My father, now deceased, was a physician who was given a train set a piece at a time by one of his sales reps who sold Anaprox. The company that sold Anaprox was Syntex. Each car except the engine and caboose has the Anaprox name and Syntex logo on it.  I am just curious as to how old this set really is. I know it is older than 23 years because that is how long ago he retired. I suspect it is 30 or more years old. Any ideas?

ACY

About 20-25 years ago the drug companies stopped giving out the myriad of free stuff to physicians and pharmacists. So it definitely is at least that old. However it would not be more than 30 years old most likely in my opinion. It is most likely about 23-25 years old, unless your father got it after he retired, in which case I would think it might only be 20 years old. At any rate, the set is only of sentimental value, it holds no monetary value because it is cheaply made and has the name of a drug company on all the rolling stock. If you upload some pictures to photobucket and share them here, we might be able to tell you more information.

skswift

I have taken a picture of the set with my iPhone. How do I attach it to this discussion?

jonathan

SKSwift,

You need a photobucket or Flikr account to upload photos.

You can look up the set "Syntex" on ebay.  I just did, and there is an 'n' scale listing for this set.

Usually, there is no real historical record of model railroad equipment offered down through the years... unless the equipment is brass OR some private person has taken on the task of gathering records.  Some great folks in the Large Scale world have taken this on.  I don't know of any n scalers who do this.

The website "HOSeekers" can help with really old equipment... sometimes.

Regards,

Jonathan

skswift

Thanks Jonathan.

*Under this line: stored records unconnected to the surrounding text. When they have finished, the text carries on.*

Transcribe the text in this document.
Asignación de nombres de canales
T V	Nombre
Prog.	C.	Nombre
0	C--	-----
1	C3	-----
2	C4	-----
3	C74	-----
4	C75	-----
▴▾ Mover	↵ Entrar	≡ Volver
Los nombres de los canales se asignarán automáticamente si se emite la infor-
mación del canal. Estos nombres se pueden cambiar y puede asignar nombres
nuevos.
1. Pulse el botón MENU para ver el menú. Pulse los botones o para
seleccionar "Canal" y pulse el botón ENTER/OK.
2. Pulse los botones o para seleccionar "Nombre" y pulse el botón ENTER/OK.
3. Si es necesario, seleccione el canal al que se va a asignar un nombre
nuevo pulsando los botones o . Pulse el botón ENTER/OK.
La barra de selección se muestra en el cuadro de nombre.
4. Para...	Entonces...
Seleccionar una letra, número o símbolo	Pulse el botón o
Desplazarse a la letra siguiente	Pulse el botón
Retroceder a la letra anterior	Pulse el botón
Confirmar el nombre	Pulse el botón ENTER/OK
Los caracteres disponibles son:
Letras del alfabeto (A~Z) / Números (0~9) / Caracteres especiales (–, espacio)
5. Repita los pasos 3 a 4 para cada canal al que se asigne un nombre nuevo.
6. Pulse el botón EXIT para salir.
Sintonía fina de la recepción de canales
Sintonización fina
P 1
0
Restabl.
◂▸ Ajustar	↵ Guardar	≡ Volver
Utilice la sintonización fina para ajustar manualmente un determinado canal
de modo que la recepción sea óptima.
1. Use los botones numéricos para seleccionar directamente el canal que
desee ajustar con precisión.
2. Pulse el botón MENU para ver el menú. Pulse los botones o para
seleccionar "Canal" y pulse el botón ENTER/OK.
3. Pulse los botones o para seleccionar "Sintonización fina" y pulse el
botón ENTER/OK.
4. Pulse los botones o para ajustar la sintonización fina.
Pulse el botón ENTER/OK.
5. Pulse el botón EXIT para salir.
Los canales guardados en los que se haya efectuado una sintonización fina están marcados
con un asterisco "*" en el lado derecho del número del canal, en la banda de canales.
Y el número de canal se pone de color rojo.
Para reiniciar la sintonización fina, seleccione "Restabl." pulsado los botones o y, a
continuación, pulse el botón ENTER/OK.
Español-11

I watched a video on you tube from Bachmann trains, and the HO scale he was using looked quite a bit bigger that this train...so maybe this is an N scale.

doug c

measure the dist between the backs of the primary (driver) wheels on the locomotive   that will very likely help ya define the scale !

ex. roughly 1.575" = G gauge !


imho

doug c
"G-Gauge may not RULE, But it GROWS on Ya !! "     djc'99

Doneldon

swift-

Measure the distance between the rails of your track and give us the number. That will permit us to tell you definitively and immediately what is the scale of your train.